Dir: Han Wah [according to the DVD sleeve, anyway…]
Star: Judy Lee, Yeung Kwan, Wong Yeuk Ping, Lee Ying



“Slow, slow, Quick…”

Polo plays Quick, an assassin whose job is to take out mob accountant Brewer (Donovan) after he turns stoolpigeon. When her employer tries to double-cross her, she goes on the run with her target, who has hidden $3m in ill-gotten gains. Her corrupt cop boyfriend (Fahey) also has designs on the money, raising the suspicions of his partner (Carrere, an effective but wasted performance).

Despite the potential here, this 1993 film ends up being remarkably sluggish, with Brewer and Quick mostly driving around and, inevitably, going through the Stockholm Syndrome thing, wherein they eventually bond. While the sleeve wants you to believe she’s the ultimate bad-ass (“Young, hot and deadly…She’s Quick. You’re dead.
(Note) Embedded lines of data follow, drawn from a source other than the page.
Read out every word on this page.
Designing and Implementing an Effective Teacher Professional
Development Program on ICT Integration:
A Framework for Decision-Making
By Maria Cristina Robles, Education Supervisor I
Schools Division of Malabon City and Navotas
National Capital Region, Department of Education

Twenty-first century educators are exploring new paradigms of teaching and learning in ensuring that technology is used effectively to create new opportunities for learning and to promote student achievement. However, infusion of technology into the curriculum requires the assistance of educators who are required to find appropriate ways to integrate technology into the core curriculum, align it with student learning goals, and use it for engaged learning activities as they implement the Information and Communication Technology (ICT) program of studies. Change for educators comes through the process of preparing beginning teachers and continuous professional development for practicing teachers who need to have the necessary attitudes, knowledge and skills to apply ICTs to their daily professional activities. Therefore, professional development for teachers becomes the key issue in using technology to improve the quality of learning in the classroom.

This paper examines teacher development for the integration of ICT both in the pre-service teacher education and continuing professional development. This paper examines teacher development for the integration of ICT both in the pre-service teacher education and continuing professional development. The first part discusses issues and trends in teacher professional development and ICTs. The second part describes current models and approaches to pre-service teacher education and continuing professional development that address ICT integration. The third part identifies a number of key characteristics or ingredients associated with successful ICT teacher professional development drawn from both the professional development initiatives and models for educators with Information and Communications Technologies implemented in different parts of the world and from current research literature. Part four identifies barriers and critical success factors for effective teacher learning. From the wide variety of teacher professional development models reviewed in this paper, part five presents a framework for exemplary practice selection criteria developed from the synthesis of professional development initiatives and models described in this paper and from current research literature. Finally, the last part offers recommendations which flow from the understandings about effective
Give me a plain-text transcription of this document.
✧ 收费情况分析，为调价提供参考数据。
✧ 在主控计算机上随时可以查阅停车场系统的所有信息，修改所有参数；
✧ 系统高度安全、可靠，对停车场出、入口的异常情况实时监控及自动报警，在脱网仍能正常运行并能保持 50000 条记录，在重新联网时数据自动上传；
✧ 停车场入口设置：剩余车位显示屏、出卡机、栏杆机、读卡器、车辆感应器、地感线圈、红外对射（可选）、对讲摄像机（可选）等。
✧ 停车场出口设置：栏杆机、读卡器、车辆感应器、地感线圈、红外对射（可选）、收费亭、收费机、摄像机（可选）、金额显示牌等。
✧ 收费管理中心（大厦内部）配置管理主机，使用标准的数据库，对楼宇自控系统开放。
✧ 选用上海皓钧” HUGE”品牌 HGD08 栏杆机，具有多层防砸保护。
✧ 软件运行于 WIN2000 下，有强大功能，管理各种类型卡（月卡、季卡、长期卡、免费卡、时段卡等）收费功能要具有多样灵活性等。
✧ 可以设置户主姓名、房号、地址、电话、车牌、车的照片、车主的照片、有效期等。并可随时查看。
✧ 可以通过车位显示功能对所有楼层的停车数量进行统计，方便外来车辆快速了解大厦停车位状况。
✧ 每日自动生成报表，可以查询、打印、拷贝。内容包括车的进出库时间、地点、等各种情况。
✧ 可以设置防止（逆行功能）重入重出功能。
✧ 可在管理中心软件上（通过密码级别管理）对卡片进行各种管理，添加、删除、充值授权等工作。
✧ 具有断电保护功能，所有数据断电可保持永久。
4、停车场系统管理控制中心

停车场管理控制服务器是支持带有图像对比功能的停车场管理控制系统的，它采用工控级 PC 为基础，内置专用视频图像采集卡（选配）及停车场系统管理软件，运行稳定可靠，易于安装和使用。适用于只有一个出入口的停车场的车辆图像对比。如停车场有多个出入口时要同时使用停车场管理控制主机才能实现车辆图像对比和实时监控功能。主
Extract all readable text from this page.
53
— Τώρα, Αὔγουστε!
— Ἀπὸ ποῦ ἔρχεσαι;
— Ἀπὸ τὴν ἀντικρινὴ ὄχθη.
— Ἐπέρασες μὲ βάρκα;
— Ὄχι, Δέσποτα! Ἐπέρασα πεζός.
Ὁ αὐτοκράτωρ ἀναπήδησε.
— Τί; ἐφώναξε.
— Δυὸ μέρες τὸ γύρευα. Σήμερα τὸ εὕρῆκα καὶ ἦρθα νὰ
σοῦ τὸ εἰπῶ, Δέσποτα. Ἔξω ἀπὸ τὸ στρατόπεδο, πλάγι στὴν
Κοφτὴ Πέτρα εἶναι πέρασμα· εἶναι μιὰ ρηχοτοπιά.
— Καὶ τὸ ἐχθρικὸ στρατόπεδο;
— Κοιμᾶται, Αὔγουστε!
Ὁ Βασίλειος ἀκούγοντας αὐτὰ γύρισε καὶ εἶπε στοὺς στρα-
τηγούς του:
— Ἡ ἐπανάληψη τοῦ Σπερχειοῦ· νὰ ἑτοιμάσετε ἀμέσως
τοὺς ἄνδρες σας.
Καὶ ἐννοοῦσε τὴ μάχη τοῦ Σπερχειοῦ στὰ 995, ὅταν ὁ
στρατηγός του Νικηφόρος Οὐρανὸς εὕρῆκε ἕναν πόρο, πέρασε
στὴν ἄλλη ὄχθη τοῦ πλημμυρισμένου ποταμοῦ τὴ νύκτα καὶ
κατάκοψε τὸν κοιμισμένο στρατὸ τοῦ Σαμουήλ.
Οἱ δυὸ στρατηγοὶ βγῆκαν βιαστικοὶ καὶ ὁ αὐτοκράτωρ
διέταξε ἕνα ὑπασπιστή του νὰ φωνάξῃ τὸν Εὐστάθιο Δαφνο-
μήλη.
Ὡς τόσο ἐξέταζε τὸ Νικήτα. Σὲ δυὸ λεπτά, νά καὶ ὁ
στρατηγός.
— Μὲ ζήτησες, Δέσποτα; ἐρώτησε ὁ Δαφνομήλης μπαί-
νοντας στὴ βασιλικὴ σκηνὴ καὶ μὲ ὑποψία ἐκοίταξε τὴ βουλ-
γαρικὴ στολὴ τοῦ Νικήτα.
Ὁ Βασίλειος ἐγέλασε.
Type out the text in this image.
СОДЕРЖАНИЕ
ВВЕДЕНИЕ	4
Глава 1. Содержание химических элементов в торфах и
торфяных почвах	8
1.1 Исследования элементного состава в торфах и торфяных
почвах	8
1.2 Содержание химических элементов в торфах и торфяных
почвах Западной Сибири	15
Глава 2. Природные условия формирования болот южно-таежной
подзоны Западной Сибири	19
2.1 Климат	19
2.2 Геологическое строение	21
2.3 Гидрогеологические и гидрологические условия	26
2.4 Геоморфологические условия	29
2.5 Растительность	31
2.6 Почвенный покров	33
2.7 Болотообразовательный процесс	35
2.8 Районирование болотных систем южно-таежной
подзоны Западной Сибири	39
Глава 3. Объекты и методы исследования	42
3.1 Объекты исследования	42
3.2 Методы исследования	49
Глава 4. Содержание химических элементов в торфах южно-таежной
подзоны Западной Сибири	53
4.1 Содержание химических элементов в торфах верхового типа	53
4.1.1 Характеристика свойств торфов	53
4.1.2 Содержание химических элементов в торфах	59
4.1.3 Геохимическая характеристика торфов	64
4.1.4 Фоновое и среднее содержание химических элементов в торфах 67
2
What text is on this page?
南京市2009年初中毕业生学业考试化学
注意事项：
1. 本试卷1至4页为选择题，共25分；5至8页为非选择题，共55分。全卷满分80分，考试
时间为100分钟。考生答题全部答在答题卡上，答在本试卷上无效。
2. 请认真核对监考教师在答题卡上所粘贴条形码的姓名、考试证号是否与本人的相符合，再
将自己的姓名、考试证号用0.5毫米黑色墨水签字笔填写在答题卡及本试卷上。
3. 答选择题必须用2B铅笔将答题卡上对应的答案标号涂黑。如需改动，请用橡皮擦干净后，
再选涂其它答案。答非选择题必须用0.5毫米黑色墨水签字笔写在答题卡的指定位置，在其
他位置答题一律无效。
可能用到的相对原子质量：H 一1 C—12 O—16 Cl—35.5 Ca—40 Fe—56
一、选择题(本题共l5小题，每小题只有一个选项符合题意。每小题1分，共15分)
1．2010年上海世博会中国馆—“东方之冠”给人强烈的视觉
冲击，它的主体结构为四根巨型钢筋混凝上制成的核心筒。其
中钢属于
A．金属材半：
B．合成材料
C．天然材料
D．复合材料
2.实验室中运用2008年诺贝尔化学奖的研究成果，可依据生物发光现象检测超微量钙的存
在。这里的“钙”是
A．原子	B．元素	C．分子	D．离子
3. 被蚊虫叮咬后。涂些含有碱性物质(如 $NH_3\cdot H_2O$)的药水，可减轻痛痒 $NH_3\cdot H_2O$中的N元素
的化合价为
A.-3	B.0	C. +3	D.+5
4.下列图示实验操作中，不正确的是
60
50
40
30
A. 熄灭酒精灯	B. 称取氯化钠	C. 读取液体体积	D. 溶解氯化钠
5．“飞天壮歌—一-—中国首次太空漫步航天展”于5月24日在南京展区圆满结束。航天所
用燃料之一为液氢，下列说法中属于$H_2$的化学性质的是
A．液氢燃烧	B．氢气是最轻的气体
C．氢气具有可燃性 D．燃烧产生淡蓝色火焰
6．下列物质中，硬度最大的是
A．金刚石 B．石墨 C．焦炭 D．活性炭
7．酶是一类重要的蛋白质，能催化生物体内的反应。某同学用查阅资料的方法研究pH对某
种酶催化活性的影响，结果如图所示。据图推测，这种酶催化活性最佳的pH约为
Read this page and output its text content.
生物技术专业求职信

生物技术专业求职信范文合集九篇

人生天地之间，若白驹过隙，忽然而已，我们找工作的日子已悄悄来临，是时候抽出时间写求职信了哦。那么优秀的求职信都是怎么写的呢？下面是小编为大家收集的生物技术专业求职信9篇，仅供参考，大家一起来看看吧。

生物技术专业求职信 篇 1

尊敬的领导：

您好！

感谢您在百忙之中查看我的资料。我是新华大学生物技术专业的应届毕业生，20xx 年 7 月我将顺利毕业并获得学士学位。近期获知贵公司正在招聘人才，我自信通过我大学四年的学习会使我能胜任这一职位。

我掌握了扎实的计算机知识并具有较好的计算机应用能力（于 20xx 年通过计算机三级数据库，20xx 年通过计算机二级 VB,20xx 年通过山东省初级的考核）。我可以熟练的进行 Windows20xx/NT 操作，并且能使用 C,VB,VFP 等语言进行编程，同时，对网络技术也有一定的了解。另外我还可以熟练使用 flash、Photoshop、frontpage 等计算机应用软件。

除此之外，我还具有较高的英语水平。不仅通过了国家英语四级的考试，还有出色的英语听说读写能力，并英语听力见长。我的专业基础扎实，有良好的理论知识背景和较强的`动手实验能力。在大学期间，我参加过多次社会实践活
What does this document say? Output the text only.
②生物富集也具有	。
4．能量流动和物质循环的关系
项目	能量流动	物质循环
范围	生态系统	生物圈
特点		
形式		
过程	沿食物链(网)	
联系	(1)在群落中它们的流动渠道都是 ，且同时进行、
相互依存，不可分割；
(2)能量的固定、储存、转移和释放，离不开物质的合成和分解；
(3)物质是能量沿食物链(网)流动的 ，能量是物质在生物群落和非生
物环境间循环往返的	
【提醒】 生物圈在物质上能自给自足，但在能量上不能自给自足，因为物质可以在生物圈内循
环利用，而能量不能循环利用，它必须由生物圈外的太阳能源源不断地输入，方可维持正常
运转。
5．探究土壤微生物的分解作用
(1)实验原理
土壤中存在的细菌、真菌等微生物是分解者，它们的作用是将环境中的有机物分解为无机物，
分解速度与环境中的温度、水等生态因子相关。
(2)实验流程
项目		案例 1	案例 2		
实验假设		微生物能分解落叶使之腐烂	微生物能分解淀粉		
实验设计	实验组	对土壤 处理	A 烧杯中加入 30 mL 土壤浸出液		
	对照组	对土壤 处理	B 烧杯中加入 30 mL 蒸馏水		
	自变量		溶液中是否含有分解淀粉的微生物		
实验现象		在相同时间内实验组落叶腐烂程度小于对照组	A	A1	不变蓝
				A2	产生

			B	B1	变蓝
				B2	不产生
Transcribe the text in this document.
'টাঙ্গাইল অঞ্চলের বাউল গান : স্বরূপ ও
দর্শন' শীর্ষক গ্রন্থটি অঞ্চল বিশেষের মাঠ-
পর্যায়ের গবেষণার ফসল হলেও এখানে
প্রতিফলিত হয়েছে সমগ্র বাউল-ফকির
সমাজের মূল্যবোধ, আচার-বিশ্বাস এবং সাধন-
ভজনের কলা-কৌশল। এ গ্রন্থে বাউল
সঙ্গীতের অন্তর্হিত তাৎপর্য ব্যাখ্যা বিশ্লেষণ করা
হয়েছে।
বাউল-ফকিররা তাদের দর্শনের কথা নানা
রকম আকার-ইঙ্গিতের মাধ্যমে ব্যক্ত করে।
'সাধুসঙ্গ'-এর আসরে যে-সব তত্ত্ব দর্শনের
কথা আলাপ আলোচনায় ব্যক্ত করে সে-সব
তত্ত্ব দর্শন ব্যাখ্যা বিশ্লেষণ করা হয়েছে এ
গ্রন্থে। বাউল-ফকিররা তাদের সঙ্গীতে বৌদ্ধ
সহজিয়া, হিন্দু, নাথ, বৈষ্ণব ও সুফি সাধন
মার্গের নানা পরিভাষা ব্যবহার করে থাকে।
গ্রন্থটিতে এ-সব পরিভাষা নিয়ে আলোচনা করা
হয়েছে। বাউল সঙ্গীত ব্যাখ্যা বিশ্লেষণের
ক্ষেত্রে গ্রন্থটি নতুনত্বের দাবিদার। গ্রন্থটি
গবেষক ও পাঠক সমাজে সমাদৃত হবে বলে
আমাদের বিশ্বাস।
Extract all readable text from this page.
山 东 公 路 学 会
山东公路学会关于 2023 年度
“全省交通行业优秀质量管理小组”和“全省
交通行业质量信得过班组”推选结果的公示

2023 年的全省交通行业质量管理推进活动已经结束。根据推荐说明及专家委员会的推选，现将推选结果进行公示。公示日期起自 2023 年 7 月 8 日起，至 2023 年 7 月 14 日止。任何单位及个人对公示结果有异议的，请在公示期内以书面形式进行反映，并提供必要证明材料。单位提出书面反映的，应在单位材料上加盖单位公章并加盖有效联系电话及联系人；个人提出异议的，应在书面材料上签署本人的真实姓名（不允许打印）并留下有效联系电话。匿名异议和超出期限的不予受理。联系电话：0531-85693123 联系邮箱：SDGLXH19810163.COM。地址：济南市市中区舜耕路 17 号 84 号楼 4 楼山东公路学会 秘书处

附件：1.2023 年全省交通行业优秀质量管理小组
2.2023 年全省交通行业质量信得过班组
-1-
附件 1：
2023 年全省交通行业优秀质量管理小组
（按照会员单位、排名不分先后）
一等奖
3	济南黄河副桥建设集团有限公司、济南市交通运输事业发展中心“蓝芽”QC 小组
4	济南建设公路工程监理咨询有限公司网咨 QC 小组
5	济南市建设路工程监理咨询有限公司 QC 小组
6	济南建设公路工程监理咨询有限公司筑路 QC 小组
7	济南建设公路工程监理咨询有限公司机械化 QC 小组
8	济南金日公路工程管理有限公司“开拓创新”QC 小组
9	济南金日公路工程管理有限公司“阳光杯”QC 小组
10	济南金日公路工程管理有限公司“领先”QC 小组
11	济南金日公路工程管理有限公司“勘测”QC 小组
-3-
She’s the perfect assassin”), the heroine is actually a bundle of badly-controlled neuroses. Which may be the point: everyone in the film seems to be controlled by someone or something else, save perhaps the top mobster, played by Robert Davi, who could do this kind of role in his sleep.

Polo, who’d go on to find stardom as the girlfriend in Meet the Parents, does make Quick an interesting character, but we’re given no reason why she turned killer, for example. And while the aim here seems more psychological than action, she’s not cold-blooded enough, or sympathetic enough, to be memorable. If the film occasionally manages to be surprisingly earthy, the overall effect is otherwise almost completely forgettable.